Police department’s new space has room for growth
Falcon News Service
September 14, 2021
The relocation of the River Falls Police Department (RFPD) from its former downtown location to 2815 Prairie Drive within the Whitetail Ridge Corporate Park has been “very smooth,” said Police Chief Gordon Young.
Home to 25 sworn police officers, 21 reserve officers and three civilian staff members, the RFPD was finally able to escape the “maze,” which is what some officers had labeled the building at 125 East Elm St. Completed on April 1, the move addressed the long-standing need for an upgrade of the police station’s resources, chiefly its need for more space.
The new facility provides nearly twice as much space as the previous one, standing at 27,000 square feet.
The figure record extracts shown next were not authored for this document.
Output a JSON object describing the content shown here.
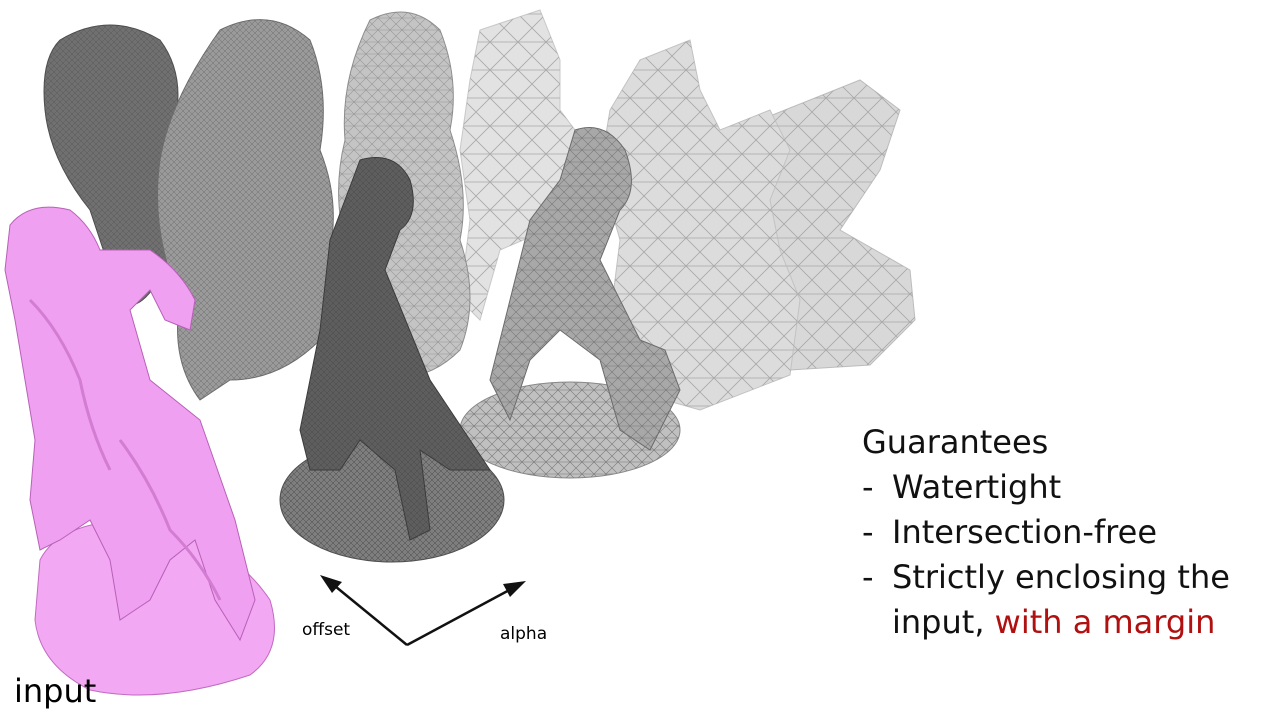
{
  "labels": {
    "input": "input",
    "offset": "offset",
    "alpha": "alpha"
  },
  "guarantees": {
    "title": "Guarantees",
    "items": [
      {
        "text": "Watertight"
      },
      {
        "text": "Intersection-free"
      },
      {
        "text": "Strictly enclosing the input, ",
        "highlight": "with a margin"
      }
    ],
    "bullet": "-"
  },
  "colors": {
    "input_mesh": "#f0a0f0",
    "input_mesh_shadow": "#c26ac2",
    "dense_mesh": "#6a6a6a",
    "medium_mesh": "#8c8c8c",
    "coarse_mesh": "#cfcfcf",
    "highlight": "#b01010"
  },
  "icons": {
    "offset_arrow": "arrow-up-left-icon",
    "alpha_arrow": "arrow-up-right-icon"
  }
}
The acquisition price for the building was $1.5 million, and the cost of the renovations totaled $3 million, making the total for the relocation $4.5 million.
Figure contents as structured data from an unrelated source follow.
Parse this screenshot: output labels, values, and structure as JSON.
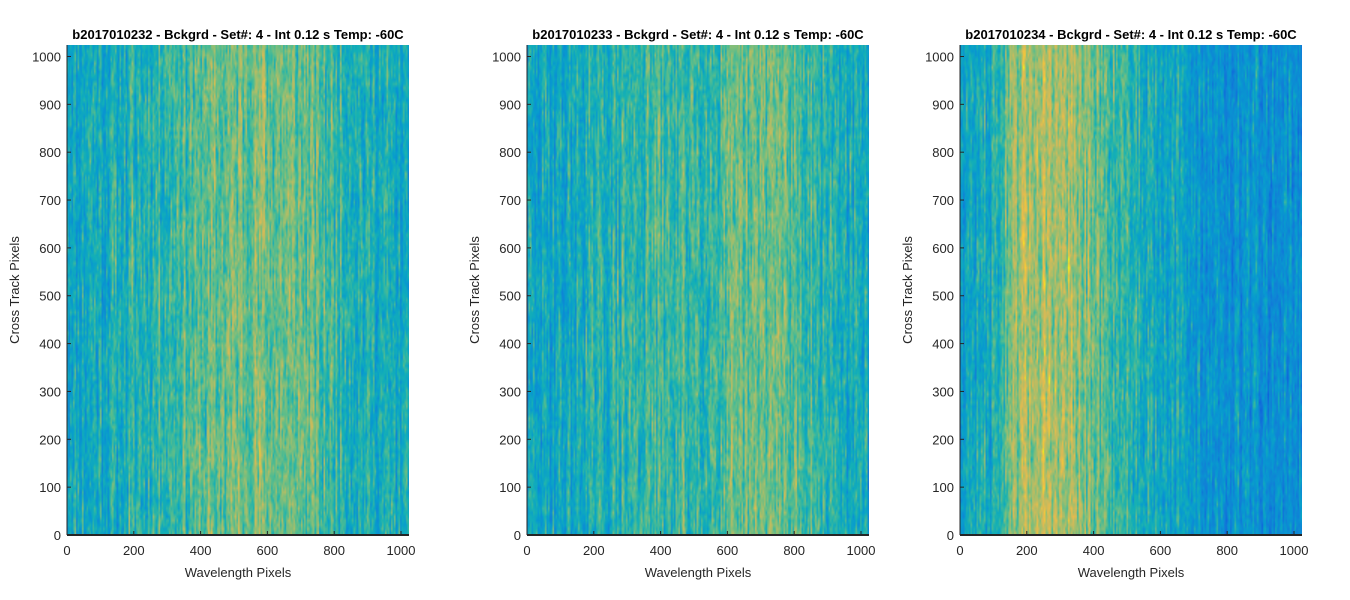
{
  "chart_data": [
    {
      "type": "heatmap",
      "title": "b2017010232 - Bckgrd - Set#: 4 - Int 0.12 s Temp: -60C",
      "xlabel": "Wavelength Pixels",
      "ylabel": "Cross Track Pixels",
      "xlim": [
        0,
        1024
      ],
      "ylim": [
        0,
        1024
      ],
      "xticks": [
        0,
        200,
        400,
        600,
        800,
        1000
      ],
      "yticks": [
        0,
        100,
        200,
        300,
        400,
        500,
        600,
        700,
        800,
        900,
        1000
      ],
      "colormap": "parula",
      "colorbar": false,
      "profile": {
        "x": [
          0,
          100,
          200,
          300,
          400,
          500,
          550,
          600,
          700,
          800,
          900,
          1024
        ],
        "level": [
          0.5,
          0.52,
          0.55,
          0.6,
          0.64,
          0.68,
          0.69,
          0.68,
          0.66,
          0.6,
          0.54,
          0.5
        ]
      }
    },
    {
      "type": "heatmap",
      "title": "b2017010233 - Bckgrd - Set#: 4 - Int 0.12 s Temp: -60C",
      "xlabel": "Wavelength Pixels",
      "ylabel": "Cross Track Pixels",
      "xlim": [
        0,
        1024
      ],
      "ylim": [
        0,
        1024
      ],
      "xticks": [
        0,
        200,
        400,
        600,
        800,
        1000
      ],
      "yticks": [
        0,
        100,
        200,
        300,
        400,
        500,
        600,
        700,
        800,
        900,
        1000
      ],
      "colormap": "parula",
      "colorbar": false,
      "profile": {
        "x": [
          0,
          100,
          200,
          300,
          400,
          500,
          600,
          700,
          750,
          800,
          900,
          1024
        ],
        "level": [
          0.48,
          0.5,
          0.53,
          0.58,
          0.6,
          0.6,
          0.62,
          0.66,
          0.67,
          0.64,
          0.56,
          0.5
        ]
      }
    },
    {
      "type": "heatmap",
      "title": "b2017010234 - Bckgrd - Set#: 4 - Int 0.12 s Temp: -60C",
      "xlabel": "Wavelength Pixels",
      "ylabel": "Cross Track Pixels",
      "xlim": [
        0,
        1024
      ],
      "ylim": [
        0,
        1024
      ],
      "xticks": [
        0,
        200,
        400,
        600,
        800,
        1000
      ],
      "yticks": [
        0,
        100,
        200,
        300,
        400,
        500,
        600,
        700,
        800,
        900,
        1000
      ],
      "colormap": "parula",
      "colorbar": false,
      "profile": {
        "x": [
          0,
          100,
          150,
          200,
          250,
          300,
          400,
          500,
          600,
          700,
          800,
          900,
          1024
        ],
        "level": [
          0.48,
          0.54,
          0.66,
          0.75,
          0.78,
          0.76,
          0.66,
          0.58,
          0.52,
          0.44,
          0.4,
          0.4,
          0.4
        ]
      }
    }
  ]
}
Originally, the city council approved $7.5 million for the construction of a new facility in 2018, but the decision to pivot and purchase the old RiverTown Multimedia Corporation building in 2019 ended up saving the city $3 million. The former downtown building on Elm Street remains vacant as it awaits a new tenant.
“It was a no-brainer,” said Mayor Dan Toland.
Aside from the dramatic increase in operating space, which Young referred to as a “night and day difference,” there was also a consolidation of the department’s records management system. Now, all of RFPD’s records are filed electronically, which is a method that has been adopted by the entirety of St. Croix County’s police departments. Young credited RFPD’s information technology department for relocating the station’s equipment, as well as setting up the new records management system, calling it “instrumental.” Other new amenities in the repurposed facility include new microphones, speakers and an Emergency Operations and Training Center. Young said that the facility is now capable of hosting regional training sessions.
The city of River Falls has been experiencing steady growth, a reality that both Young and Toland acknowledged as rationale for why the relocation of the police station was a priority. This expansion was certainly accounted for, as Young said that the new station has “space for growth for decades.”